Note, by the way, that for the rooted tree to have "depth d", there
must be a d-edge (simple) path from the root to a leaf, and
there
cannot be any longer (simple) path from the root to a leaf.
Question 4.5, posted 7 November 2010: In 9.1.5, suppose I have a rooted tree that has just one node. I know that this tree has depth zero, but how many leaves does it have? Can the root also be a leaf?
Yes, the root of this tree is a node with no children, so it is a leaf as well as the root and this tree has exactly one leaf. You are correct that the depth is zero, because there is a path of length zero (a path with zero edges in it) from the root to a leaf.
Question 4.6, posted 7 November 2010: I'm working on problem 4.3.4 and it says to prove the problem by induction but it seems to be simpler than that. It wants me to show that there exists a polynomial f(x,y) such that xn - yn = (x - y)f(x,y). But isn't (xn - yn)/(x - y) such a polynomial? How would I use induction to prove this?
That expression, (xn - yn)/(x - y), is not a polynomial!
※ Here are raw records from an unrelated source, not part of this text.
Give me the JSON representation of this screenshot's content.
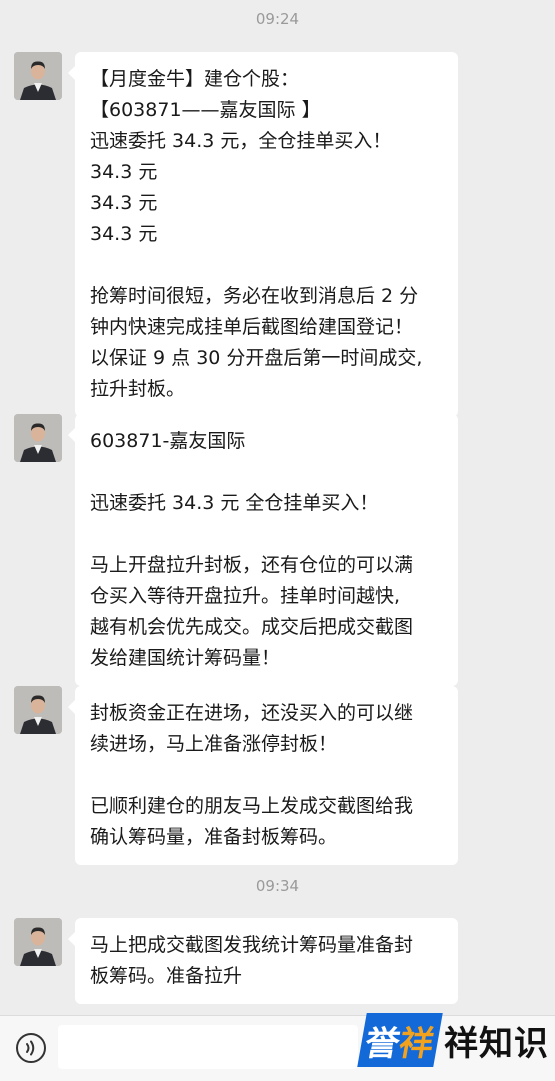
{
  "timestamps": [
    "09:24",
    "09:34"
  ],
  "messages": [
    {
      "lines": [
        "【月度金牛】建仓个股：",
        "【603871——嘉友国际 】",
        "迅速委托 34.3 元，全仓挂单买入！",
        "34.3 元",
        "34.3 元",
        "34.3 元",
        "",
        "抢筹时间很短，务必在收到消息后 2 分",
        "钟内快速完成挂单后截图给建国登记！",
        "以保证 9 点 30 分开盘后第一时间成交,",
        "拉升封板。"
      ]
    },
    {
      "lines": [
        "603871-嘉友国际",
        "",
        "迅速委托 34.3 元 全仓挂单买入！",
        "",
        "马上开盘拉升封板，还有仓位的可以满",
        "仓买入等待开盘拉升。挂单时间越快,",
        "越有机会优先成交。成交后把成交截图",
        "发给建国统计筹码量！"
      ]
    },
    {
      "lines": [
        "封板资金正在进场，还没买入的可以继",
        "续进场，马上准备涨停封板！",
        "",
        "已顺利建仓的朋友马上发成交截图给我",
        "确认筹码量，准备封板筹码。"
      ]
    },
    {
      "lines": [
        "马上把成交截图发我统计筹码量准备封",
        "板筹码。准备拉升"
      ]
    }
  ],
  "bottom_bar": {
    "voice_icon": "voice-icon",
    "input_value": ""
  },
  "watermark": {
    "mark_main": "誉",
    "mark_accent": "祥",
    "text": "祥知识",
    "mark_color": "#1469d8",
    "accent_color": "#f2a21c"
  },
  "colors": {
    "background": "#ededed",
    "bubble": "#ffffff",
    "timestamp": "#9a9a9a"
  }
}
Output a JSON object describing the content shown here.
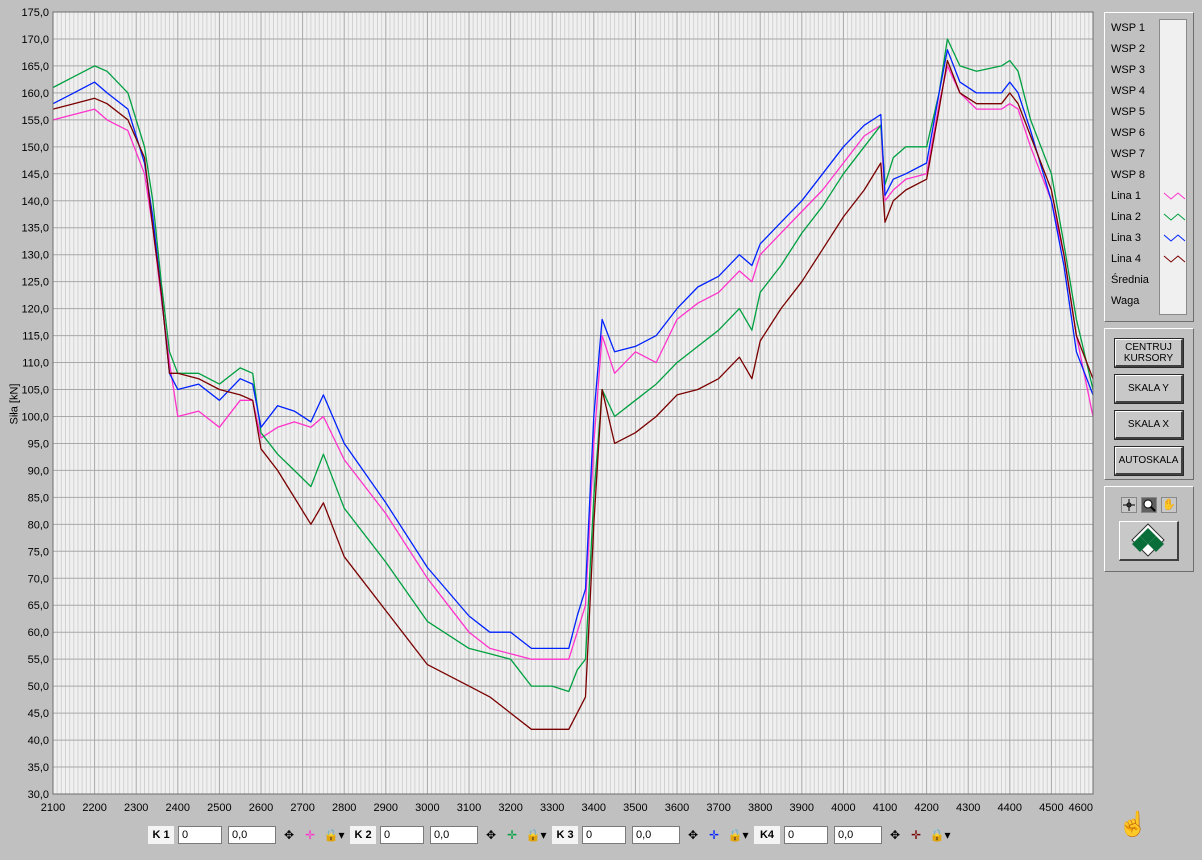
{
  "chart_data": {
    "type": "line",
    "ylabel": "Siła [kN]",
    "xlim": [
      2100,
      4600
    ],
    "ylim": [
      30,
      175
    ],
    "x_ticks": [
      "2100",
      "2200",
      "2300",
      "2400",
      "2500",
      "2600",
      "2700",
      "2800",
      "2900",
      "3000",
      "3100",
      "3200",
      "3300",
      "3400",
      "3500",
      "3600",
      "3700",
      "3800",
      "3900",
      "4000",
      "4100",
      "4200",
      "4300",
      "4400",
      "4500",
      "4600"
    ],
    "y_ticks": [
      "30,0",
      "35,0",
      "40,0",
      "45,0",
      "50,0",
      "55,0",
      "60,0",
      "65,0",
      "70,0",
      "75,0",
      "80,0",
      "85,0",
      "90,0",
      "95,0",
      "100,0",
      "105,0",
      "110,0",
      "115,0",
      "120,0",
      "125,0",
      "130,0",
      "135,0",
      "140,0",
      "145,0",
      "150,0",
      "155,0",
      "160,0",
      "165,0",
      "170,0",
      "175,0"
    ],
    "grid": true,
    "series": [
      {
        "name": "Lina 1",
        "color": "#ff33cc",
        "x": [
          2100,
          2150,
          2200,
          2230,
          2280,
          2320,
          2340,
          2360,
          2380,
          2400,
          2450,
          2500,
          2550,
          2580,
          2600,
          2640,
          2680,
          2720,
          2750,
          2800,
          2900,
          3000,
          3100,
          3150,
          3200,
          3250,
          3300,
          3340,
          3360,
          3380,
          3400,
          3420,
          3450,
          3500,
          3550,
          3600,
          3650,
          3700,
          3750,
          3780,
          3800,
          3850,
          3900,
          3950,
          4000,
          4050,
          4090,
          4100,
          4120,
          4150,
          4200,
          4230,
          4250,
          4280,
          4320,
          4380,
          4400,
          4420,
          4450,
          4500,
          4530,
          4560,
          4600
        ],
        "y": [
          155,
          156,
          157,
          155,
          153,
          145,
          135,
          122,
          110,
          100,
          101,
          98,
          103,
          103,
          96,
          98,
          99,
          98,
          100,
          92,
          82,
          70,
          60,
          57,
          56,
          55,
          55,
          55,
          60,
          65,
          95,
          115,
          108,
          112,
          110,
          118,
          121,
          123,
          127,
          125,
          130,
          134,
          138,
          142,
          147,
          152,
          154,
          140,
          142,
          144,
          145,
          158,
          165,
          160,
          157,
          157,
          158,
          157,
          150,
          140,
          130,
          115,
          100
        ]
      },
      {
        "name": "Lina 2",
        "color": "#00a040",
        "x": [
          2100,
          2150,
          2200,
          2230,
          2280,
          2320,
          2340,
          2360,
          2380,
          2400,
          2450,
          2500,
          2550,
          2580,
          2600,
          2640,
          2680,
          2720,
          2750,
          2800,
          2900,
          3000,
          3100,
          3150,
          3200,
          3250,
          3300,
          3340,
          3360,
          3380,
          3400,
          3420,
          3450,
          3500,
          3550,
          3600,
          3650,
          3700,
          3750,
          3780,
          3800,
          3850,
          3900,
          3950,
          4000,
          4050,
          4090,
          4100,
          4120,
          4150,
          4200,
          4230,
          4250,
          4280,
          4320,
          4380,
          4400,
          4420,
          4450,
          4500,
          4530,
          4560,
          4600
        ],
        "y": [
          161,
          163,
          165,
          164,
          160,
          150,
          140,
          125,
          112,
          108,
          108,
          106,
          109,
          108,
          97,
          93,
          90,
          87,
          93,
          83,
          73,
          62,
          57,
          56,
          55,
          50,
          50,
          49,
          53,
          55,
          85,
          105,
          100,
          103,
          106,
          110,
          113,
          116,
          120,
          116,
          123,
          128,
          134,
          139,
          145,
          150,
          154,
          143,
          148,
          150,
          150,
          160,
          170,
          165,
          164,
          165,
          166,
          164,
          155,
          145,
          132,
          118,
          105
        ]
      },
      {
        "name": "Lina 3",
        "color": "#0022ff",
        "x": [
          2100,
          2150,
          2200,
          2230,
          2280,
          2320,
          2340,
          2360,
          2380,
          2400,
          2450,
          2500,
          2550,
          2580,
          2600,
          2640,
          2680,
          2720,
          2750,
          2800,
          2900,
          3000,
          3100,
          3150,
          3200,
          3250,
          3300,
          3340,
          3360,
          3380,
          3400,
          3420,
          3450,
          3500,
          3550,
          3600,
          3650,
          3700,
          3750,
          3780,
          3800,
          3850,
          3900,
          3950,
          4000,
          4050,
          4090,
          4100,
          4120,
          4150,
          4200,
          4230,
          4250,
          4280,
          4320,
          4380,
          4400,
          4420,
          4450,
          4500,
          4530,
          4560,
          4600
        ],
        "y": [
          158,
          160,
          162,
          160,
          157,
          147,
          137,
          123,
          108,
          105,
          106,
          103,
          107,
          106,
          98,
          102,
          101,
          99,
          104,
          95,
          84,
          72,
          63,
          60,
          60,
          57,
          57,
          57,
          63,
          68,
          100,
          118,
          112,
          113,
          115,
          120,
          124,
          126,
          130,
          128,
          132,
          136,
          140,
          145,
          150,
          154,
          156,
          141,
          144,
          145,
          147,
          160,
          168,
          162,
          160,
          160,
          162,
          160,
          153,
          140,
          128,
          112,
          104
        ]
      },
      {
        "name": "Lina 4",
        "color": "#7a0000",
        "x": [
          2100,
          2150,
          2200,
          2230,
          2280,
          2320,
          2340,
          2360,
          2380,
          2400,
          2450,
          2500,
          2550,
          2580,
          2600,
          2640,
          2680,
          2720,
          2750,
          2800,
          2900,
          3000,
          3100,
          3150,
          3200,
          3250,
          3300,
          3340,
          3360,
          3380,
          3400,
          3420,
          3450,
          3500,
          3550,
          3600,
          3650,
          3700,
          3750,
          3780,
          3800,
          3850,
          3900,
          3950,
          4000,
          4050,
          4090,
          4100,
          4120,
          4150,
          4200,
          4230,
          4250,
          4280,
          4320,
          4380,
          4400,
          4420,
          4450,
          4500,
          4530,
          4560,
          4600
        ],
        "y": [
          157,
          158,
          159,
          158,
          155,
          148,
          135,
          123,
          108,
          108,
          107,
          105,
          104,
          103,
          94,
          90,
          85,
          80,
          84,
          74,
          64,
          54,
          50,
          48,
          45,
          42,
          42,
          42,
          45,
          48,
          80,
          105,
          95,
          97,
          100,
          104,
          105,
          107,
          111,
          107,
          114,
          120,
          125,
          131,
          137,
          142,
          147,
          136,
          140,
          142,
          144,
          157,
          166,
          160,
          158,
          158,
          160,
          158,
          152,
          142,
          130,
          115,
          107
        ]
      }
    ]
  },
  "legend": {
    "items": [
      {
        "label": "WSP 1",
        "color": ""
      },
      {
        "label": "WSP 2",
        "color": ""
      },
      {
        "label": "WSP 3",
        "color": ""
      },
      {
        "label": "WSP 4",
        "color": ""
      },
      {
        "label": "WSP 5",
        "color": ""
      },
      {
        "label": "WSP 6",
        "color": ""
      },
      {
        "label": "WSP 7",
        "color": ""
      },
      {
        "label": "WSP 8",
        "color": ""
      },
      {
        "label": "Lina 1",
        "color": "#ff33cc"
      },
      {
        "label": "Lina 2",
        "color": "#00a040"
      },
      {
        "label": "Lina 3",
        "color": "#0022ff"
      },
      {
        "label": "Lina 4",
        "color": "#7a0000"
      },
      {
        "label": "Średnia",
        "color": ""
      },
      {
        "label": "Waga",
        "color": ""
      }
    ]
  },
  "buttons": {
    "center_cursors": "CENTRUJ KURSORY",
    "scale_y": "SKALA Y",
    "scale_x": "SKALA X",
    "autoscale": "AUTOSKALA"
  },
  "cursors": [
    {
      "label": "K 1",
      "index": "0",
      "value": "0,0",
      "color": "#ff33cc"
    },
    {
      "label": "K 2",
      "index": "0",
      "value": "0,0",
      "color": "#00a040"
    },
    {
      "label": "K 3",
      "index": "0",
      "value": "0,0",
      "color": "#0022ff"
    },
    {
      "label": "K4",
      "index": "0",
      "value": "0,0",
      "color": "#7a0000"
    }
  ]
}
Polynomials are made by adding, subtracting, and multiplying numbers and variable, not dividing them. (Division gives you a "rational function".) What you need to do is to find an ordinary polynomial that meets this condition. Start with n = 0, n = 1, and n = 2, and continue until you find a pattern in fn that you can prove by induction. (You can divide one polynomial by another by essentially using long division -- if you wind up with no remainder then you have found a polynomial that is the quotient. For example, with n = 2 you should already know that x = y goes into x2 - y2 with no remainder. What about x3 - y3?)
Question 4.7, posted 8 November 2010: I have a sequence of numbers for 4.11.2, the cheese problem, that I think is right. But I'd like to know that it is right before I start my induction proof.
I won't tell you whether it's right, but with an integer sequence you can often find out things by typing it into the On-Line Encyclopedia of Integer Sequences.
Question 4.8, posted 8 November 2010: I don't think Problem 9.6.3 is stated correctly. Suppose I have an undirected graph with five nodes a, b, c, d, and e connected in a cycle. When I do a BFS from a, it gets children b and e, then b gets child c and e gets child d. The one non-tree edge goes from c to d, who are "first cousins", not siblings. Yet this graph is certainly not bipartite.
You are right, and I have corrected the question. Instead of "siblings" it should say "nodes at the same depth".
Question 4.9, posted 8 November 2010: Can you say more about what you mean by the hint for 4.11.1?
Sure. You're trying to show that the 3 by n rectangle can be tiled if n is even and cannot by tiled if n is odd. The even case is an easy induction on even numbers. For the odd case, it's obvious that P(1) ("the 3 by 1 rectangle cannot be tiled") is true, but your induction of P(n) → P(n+2) is not as obvious. My suggestion is to prove the contrapositive ¬P(n+2) → ¬P(n) instead. Assume that you have a tiling of the 3 by n+2 rectangle. Argue that this tiling must include a tiling of the 3 by n rectangle. Then if the 3 by n+2 tiling exists, the 3 by n must exist. Therefore if the 3 by n does not exist, the 3 by n+2 also does not exist.